When you’re kind and loving toward your anxiety, it will feel far less uncomfortable than resisting it.

6. Reduce stimulation and screens.

When anxiety creeps in, it can be tempting to want to escape the feeling by adding in a screen or two (queue scrolling). Yet, over-stimulation just makes anxiety worse. Instead, focus on eliminating screens when you’re feeling anxious. Be with your body and allow the feeling, ditch the screens, and stay present.

7. Answer your brain and coach yourself.

Because anxiety is created by the primitive brain feeling uncertain about the future, it can be incredibly powerful to answer your brain when it comes up with fear-based hypotheticals.

Fear based hypotheticals sound like this: “What if they don’t make the team? What if she’s not invited? What if he gets a diagnosis? What if we can’t move there?”

When your brain has a “what if” question about the future unknown, answer your brain. If they don’t make the team, then you’ll help them feel their feelings and decide what they want to do next.

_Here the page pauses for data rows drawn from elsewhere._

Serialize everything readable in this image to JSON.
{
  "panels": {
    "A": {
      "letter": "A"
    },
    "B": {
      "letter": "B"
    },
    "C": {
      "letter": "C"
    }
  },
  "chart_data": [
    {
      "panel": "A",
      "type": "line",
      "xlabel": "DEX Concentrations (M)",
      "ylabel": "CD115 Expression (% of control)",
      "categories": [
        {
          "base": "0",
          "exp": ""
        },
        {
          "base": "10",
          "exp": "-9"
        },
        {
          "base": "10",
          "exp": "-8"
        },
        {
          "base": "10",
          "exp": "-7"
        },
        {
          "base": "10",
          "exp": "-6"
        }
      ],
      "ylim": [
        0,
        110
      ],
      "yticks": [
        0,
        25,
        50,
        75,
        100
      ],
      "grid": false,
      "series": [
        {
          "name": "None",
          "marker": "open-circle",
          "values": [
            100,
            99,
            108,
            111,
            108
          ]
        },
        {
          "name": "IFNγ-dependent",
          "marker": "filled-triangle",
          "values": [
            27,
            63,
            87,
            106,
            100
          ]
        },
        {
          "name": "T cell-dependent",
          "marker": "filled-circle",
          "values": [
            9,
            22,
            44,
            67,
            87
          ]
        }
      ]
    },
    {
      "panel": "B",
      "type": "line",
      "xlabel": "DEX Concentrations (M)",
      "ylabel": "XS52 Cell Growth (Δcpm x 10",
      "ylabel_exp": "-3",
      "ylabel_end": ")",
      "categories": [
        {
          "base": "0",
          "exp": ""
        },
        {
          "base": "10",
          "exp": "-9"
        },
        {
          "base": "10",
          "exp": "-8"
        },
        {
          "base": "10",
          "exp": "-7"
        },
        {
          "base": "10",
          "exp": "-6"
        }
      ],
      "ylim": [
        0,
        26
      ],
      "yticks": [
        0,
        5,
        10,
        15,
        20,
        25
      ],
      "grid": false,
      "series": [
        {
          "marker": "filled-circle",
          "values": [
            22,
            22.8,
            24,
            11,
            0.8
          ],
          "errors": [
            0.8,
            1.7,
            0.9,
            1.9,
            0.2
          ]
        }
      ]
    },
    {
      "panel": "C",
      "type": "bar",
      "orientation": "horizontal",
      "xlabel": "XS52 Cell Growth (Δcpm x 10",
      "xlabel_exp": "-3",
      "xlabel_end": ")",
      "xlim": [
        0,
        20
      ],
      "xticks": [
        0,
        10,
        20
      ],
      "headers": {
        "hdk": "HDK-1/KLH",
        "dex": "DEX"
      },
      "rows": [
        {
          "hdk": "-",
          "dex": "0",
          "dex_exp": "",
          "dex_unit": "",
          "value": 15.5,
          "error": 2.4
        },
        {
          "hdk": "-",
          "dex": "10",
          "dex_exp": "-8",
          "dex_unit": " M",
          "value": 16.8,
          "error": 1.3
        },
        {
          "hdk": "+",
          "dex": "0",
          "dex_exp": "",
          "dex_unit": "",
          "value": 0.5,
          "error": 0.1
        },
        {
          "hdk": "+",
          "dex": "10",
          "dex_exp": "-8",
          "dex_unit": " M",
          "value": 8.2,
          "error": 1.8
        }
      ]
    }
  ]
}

The truth is that you can handle any challenge that’s presented to you today. Anxiety is a lie insofar as it will have you believing that you can’t solve challenges ahead. Remind your brain that you can and you will.

This is an art and a skill, and I’d be more than delighted to help you hone both! This is what I do with my clients inside the Mom On Purpose Membership.

CLICK HERE to learn more about Mom On Purpose Membership.

A Final Note

When you use mindfulness practices to help with anxiety in motherhood, the hold that anxiety has on you lessens. Instead of anxiety being the emotion you operate from, you’ll have awareness of what’s happening in your body and be able to manage it so that it’s not leading the decisions you make. And when you manage anxiety this way, it really isn’t so bad. It’s the resistance of anxiety that makes it so terrible.